A local report said “the animal did not appreciate such treatment”, and the camel retaliated by biting the man repeatedly.
The victim was taken to a nearby hospital in Omsk, but it was not possible to save her.
An angry camel bit and trampled a man to death at a children’s holiday camp in Siberia, Russia. A still from video of the incident shows the keeper, 51, punching the ‘peaceful’ camel in the face
Shocking video shows the moment the 51-year-old caretaker was bitten and trampled to death by an angry camel, in Omsk, Russia
A local report said ‘the animal did not appreciate such treatment’ after the man punched it. The enraged camel retaliated by biting the man multiple times
Two-humped Bactrian camels can grow to over seven feet tall (standing on all four legs) and weigh up to 1,800 pounds (816 kg).
Prosecutors are investigating whether the camel was legally allowed to be held at the children’s camp.
Omsk fell to around 15.8°F (9°C) at the time of the incident.
Bactrian camels live in the rocky deserts of Central and East Asia and are adapted to deal with extreme temperatures, with a thick, shaggy coat that sheds during the summer months.
Wild Bactrian camels have become critically endangered, with populations declining rapidly over the past 60 years due to hunting and habitat loss.
Fewer than 1,000 still live in the wild today.
The former Soviet Union offered state subsidies to camel herders in Russia in the 20th century, but uses for the animal have since dried up.
Camels have found new roles in entertainment, with camel racing becoming “an obsession” in parts of Russia.
The Soviets also used this sturdy animal in the Battle of Stalingrad in World War II, transporting ammunition, fuel and wounded soldiers over long distances.
The man kicked the camel after pulling hard on its reins, reports say
Camels in Russia today often face a life of misery in circus roles or being abandoned.
In 2018 the MailOnline followed prosecutors as they investigated a zoo accused of animal abuse in western Russia.
A camel was pictured motionless on the tarmac in scorching heat while bears and lions lay cramped in cages.
Vladimir Putin signed the “Responsible Animal Treatment Act” in 2018, banning petting zoos from operating in shopping malls, as well as housing animals in bars and restaurants.
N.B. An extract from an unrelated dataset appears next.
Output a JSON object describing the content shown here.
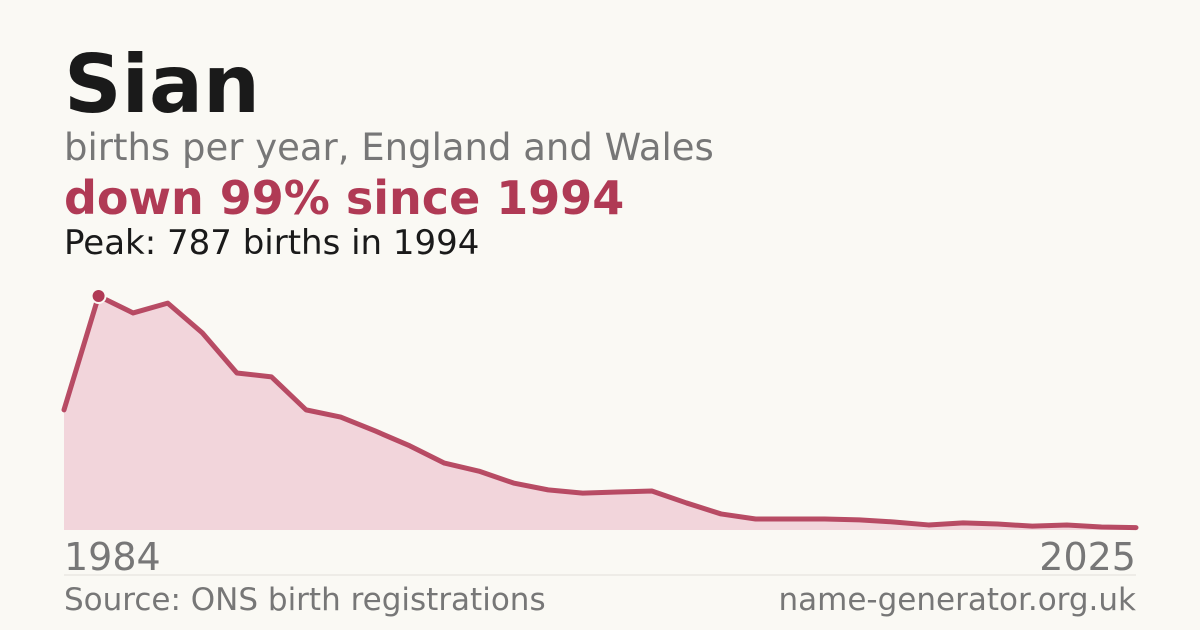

State-funded television network RT reported that it would make life harder for semi-legal circuses across Russia to use animals, including camels.
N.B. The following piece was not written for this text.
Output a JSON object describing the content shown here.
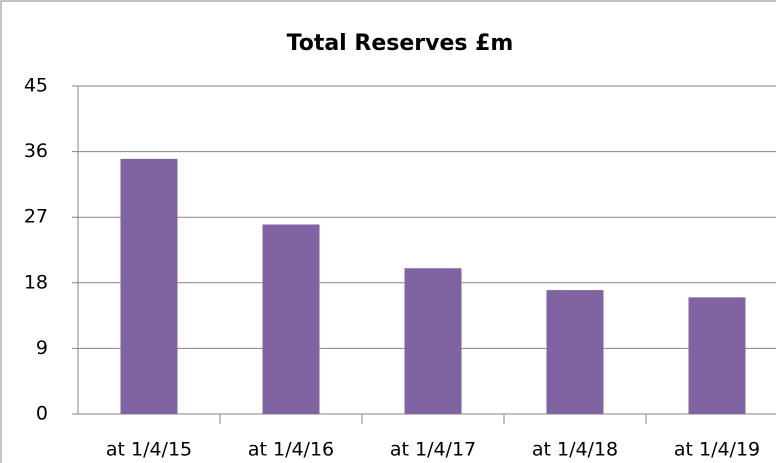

The scope of the law covers the use of animals for cultural and entertainment purposes and the cruel treatment of animals, including beatings.
In July 2020, Russians were too scared to leave their homes after a herd of 80 camels ‘overran’ three villages and wreaked havoc.
A resident said at the time, “If you look one directly in the eye […] the animal is chasing you and you have to run away.
Earlier that year, a rogue camel was accused of 40-minute delays in southern Russia.
Volga Railways expressed concern that more and more wild and domestic animals roam the tracks.